Take Away: If we’re faithful to the Lord he’ll supply the resources necessary for us to do what he wants done.

Devotional on 2 Kings

Apples or fish

2Kings 4: They not only ate, but had leftovers.
During our Lord’s ministry some of the people think Jesus is possibly one of the prophets of old, resurrected from the dead. It might be that they’re thinking of this incident. In fact, Luke’s report of the suggestion that Jesus is a resurrected prophet comes right after Jesus feeds the five thousand. In this case Elisha feeds, not thousands, but a hundred; and not with bread and fish but with bread and apples. It’s a different day in which a different man provides and different main course. But it’s the same God. Because of that the lessons are the same. One lesson is that “little is much when God is in it.” Another is that I can trust the Lord with my meager resources; he can make better use of them than I can anyway. Whether I’m thinking about Elisha or Jesus or apples or fish it’s good to be reminded that when I give my all to the Lord he does wonderful things.
Take Away: The Lord takes the little bit that’s our all and does more with it than we ever could.

Devotional on 2 Kings

Bring your vessels not a few

2Kings 4: He said, “That’s it. There are no more jugs.” Then the oil stopped.
Clearly the series of stories in the first part of 2 Kings are examples of what a powerful man of God Elisha is. Still, it seems that, like a symphony, each story is a variation on one theme: that when people have faith they act on that faith. These miracles all start with a need and the promise of God. Then, the person has to take action in preparation for God to move. In one story we see soldiers digging ditches in the desert in preparation for water to miraculously flow into them. Now we have a widow with just a little oil being told to go out and borrow jars from everyone she can. When she starts pouring oil out of her meager supply she fills all the jars she collected. It’s only when she runs out of jars that she runs out of oil. So often we take our needs to God and then stand back to watch what he does. However, in this, and the other stories, we see that God invites us to partner with him in what he does for us. No doubt, he does the greater work; after all, anyone can collect jars. Only God can fill them all from such a limited supply. Lord, help me to be a “jar collector.” Help me to be a person doing my part in working with you as you accomplish your purposes in my life and in this world.
Take Away: What does the Lord call you to today that will prepare for what he intends to do in your life tomorrow?

Devotional on 2 Kings

Ditch digging for the Lord

2Kings 3: Dig ditches all over this valley.
An alliance of three armies has formed to take on the army of Moab. The armies of Edom, Israel, and Judah plan to circle around and attack from an unexpected direction. However, it all backfires. They find themselves a day out of Moab and in the desert having exhausted their supply of water. Jehoshaphat asks for a prophet of God and Elisha “just happens” to be nearby. God’s word through Elisha is that they’re to begin digging ditches in this desert plain because, without a single drop of rain falling on them, God will fill those ditches with water.

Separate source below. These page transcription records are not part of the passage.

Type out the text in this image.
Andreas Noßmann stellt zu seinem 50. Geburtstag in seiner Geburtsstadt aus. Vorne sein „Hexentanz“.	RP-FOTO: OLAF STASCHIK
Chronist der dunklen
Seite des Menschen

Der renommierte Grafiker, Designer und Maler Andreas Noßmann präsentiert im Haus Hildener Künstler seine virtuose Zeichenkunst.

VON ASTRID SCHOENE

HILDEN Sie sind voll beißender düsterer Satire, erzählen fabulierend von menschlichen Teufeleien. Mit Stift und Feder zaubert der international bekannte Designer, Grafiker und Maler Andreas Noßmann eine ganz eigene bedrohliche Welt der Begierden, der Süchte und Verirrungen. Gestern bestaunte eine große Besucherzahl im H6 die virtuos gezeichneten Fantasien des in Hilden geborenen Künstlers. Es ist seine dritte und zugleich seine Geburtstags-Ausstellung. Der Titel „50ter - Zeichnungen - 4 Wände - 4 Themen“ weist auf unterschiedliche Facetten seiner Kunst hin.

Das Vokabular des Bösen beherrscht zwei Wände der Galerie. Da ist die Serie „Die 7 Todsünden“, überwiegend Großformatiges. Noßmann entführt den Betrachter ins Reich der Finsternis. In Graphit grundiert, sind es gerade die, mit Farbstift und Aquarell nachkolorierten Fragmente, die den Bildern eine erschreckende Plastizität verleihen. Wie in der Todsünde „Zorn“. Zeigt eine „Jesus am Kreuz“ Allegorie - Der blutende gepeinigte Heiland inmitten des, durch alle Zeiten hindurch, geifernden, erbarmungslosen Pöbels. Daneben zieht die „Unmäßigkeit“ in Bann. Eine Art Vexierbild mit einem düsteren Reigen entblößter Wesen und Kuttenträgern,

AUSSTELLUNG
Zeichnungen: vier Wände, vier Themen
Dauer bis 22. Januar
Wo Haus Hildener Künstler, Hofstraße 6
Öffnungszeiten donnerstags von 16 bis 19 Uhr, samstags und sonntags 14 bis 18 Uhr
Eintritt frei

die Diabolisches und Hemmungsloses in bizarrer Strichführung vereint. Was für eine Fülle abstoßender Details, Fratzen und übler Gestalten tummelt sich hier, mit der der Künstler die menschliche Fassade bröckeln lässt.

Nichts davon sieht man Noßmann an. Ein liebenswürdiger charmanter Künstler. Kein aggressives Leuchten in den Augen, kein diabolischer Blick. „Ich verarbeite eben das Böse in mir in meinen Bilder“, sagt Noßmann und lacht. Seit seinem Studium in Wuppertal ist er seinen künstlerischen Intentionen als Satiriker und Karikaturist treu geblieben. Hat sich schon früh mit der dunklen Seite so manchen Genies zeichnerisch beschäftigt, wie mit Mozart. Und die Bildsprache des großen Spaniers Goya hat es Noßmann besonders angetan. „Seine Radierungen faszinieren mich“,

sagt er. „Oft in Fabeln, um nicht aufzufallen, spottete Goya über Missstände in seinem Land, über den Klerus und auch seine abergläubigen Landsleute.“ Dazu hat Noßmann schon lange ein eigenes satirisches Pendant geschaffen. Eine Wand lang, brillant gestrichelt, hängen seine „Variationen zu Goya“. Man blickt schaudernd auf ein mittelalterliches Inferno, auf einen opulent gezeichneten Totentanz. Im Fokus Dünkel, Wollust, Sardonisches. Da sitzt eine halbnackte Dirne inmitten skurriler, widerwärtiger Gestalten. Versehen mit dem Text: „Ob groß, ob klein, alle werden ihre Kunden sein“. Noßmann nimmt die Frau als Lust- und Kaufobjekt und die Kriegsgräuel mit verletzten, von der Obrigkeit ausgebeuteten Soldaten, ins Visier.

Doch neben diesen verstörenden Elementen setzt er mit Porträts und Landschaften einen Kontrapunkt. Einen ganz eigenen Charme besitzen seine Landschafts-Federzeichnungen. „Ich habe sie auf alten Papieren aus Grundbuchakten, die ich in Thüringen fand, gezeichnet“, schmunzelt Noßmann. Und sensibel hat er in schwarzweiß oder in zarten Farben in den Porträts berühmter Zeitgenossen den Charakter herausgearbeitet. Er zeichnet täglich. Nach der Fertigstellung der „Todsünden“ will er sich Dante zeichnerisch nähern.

Many years earlier Elisha’s predecessor had prayed for rain and, when a cloud “the size of a man’s hand” appeared on the horizon he stopped praying and started running in preparation for the rain storm that was coming. Now, Elisha promises water, but tells them that they need to start preparing for it before they see even the first drop. Obviously there’s a pattern here and in many other instances in God’s Word. God expects us to act in faith that he’ll keep his word to us. For Elijah that meant he needed to stop praying and start running. For this army it means that out in the arid, dusty desert they’re to prepare for flowing water. How does this principle apply to my life today?
Take Away: Our acts of faith really do have a bearing on what the Lord does for us and through us.

Devotional on 1 Kings

The God of the mountain

1Kings 20: Their god is a god of the mountains.
Israel has already soundly defeated Ben-Hadad and his forces once, but he’s ready to go to battle a second time. After some reflection he thinks he understands what happened. It was their God who engineered the defeat. It has to be something like that because he knows that he has the superior army. Know what? He’s absolutely correct! The only reason he lost the first battle was because of the God of Israel, otherwise, there was no way that Israel could have survived, much less came away victorious. Ben-Hadad needs a battle plan that will not only over-power Israel, but will somehow circumvent their “God advantage.” His solution is to draw the Israelite army out of the hill country and onto the plain. He thinks that their God is a limited God, whose power is concentrated in the mountains. If he can fight Israel out on the plains he’ll level the playing field (pun intended) and easily defeat Israel. Know what? He is totally mistaken! This underestimation of Jehovah God will lead to an even more humiliating defeat than before. God is not a territorial God and no place is beyond his authority. To this day God is still Lord of all. There’s no part of my life that operates beyond his reach. Religious stuff, sure, but also everything from my every day coming and going and the big, unexpected life changing stuff too. The God of the mountain is also the God of the plain.
Take Away: Where I am, God is.

Devotional on 1 Kings

A miracle working God

1Kings 17: The jar of flour will not run out and the bottle of oil will not become empty….
The drought brought about by the judgment of God is a hardship for everyone. Elijah goes into hiding and for a time God sends ravens to feed him. Now, as the drought brings famine to the land, the man of God is sent to Zarephath for long-term lodging. The widow there is nearly out of food and about to surrender to starvation when Elijah shows up. He makes the startling promise that as long as the drought continues she won’t run out of oil or flour. And that’s how it is. For the duration of the ordeal God supplies the need. It’s good to know that God is the Way Maker in our lives. Only he can make something out of nothing. I need to be careful to not be so blinded by my circumstances that I count God out. Generally speaking, he works through the normal course of life to bless us, but he’s not limited to that. If necessary, he can work his purposes by suspending the laws of Creation and performing miracles. That’s the God I serve!
Take Away: Never count God out.

Devotional on 1 Samuel

1 Samuel 10: The Spirit of God will come on you…and you’ll be transformed. You’ll be a new person.
Beyond Saul’s natural advantages is the stated intention of God Almighty to make him into one of the heroes of the Bible. This big man is humble and practical and will be used by God in wonderful ways. What Saul lacks, his shyness and his inexperience as a spiritual leader, is recognized by the Lord so right off the Lord goes to work there. Samuel says that before the day is out Saul will be transformed into a man who openly worships God, one who can be numbered among the prophets. Failure is coming to Saul, but not because God just tossed him into the water to sink or swim. The same God who chooses him also enables him for the task. That’s still true today. What the Lord calls me to be enables me to be. There’s clearly more to be said about that, but this is a truth that’s made real in the lives of all that hear God’s call.
Take Away: Those the Lord calls he also equips.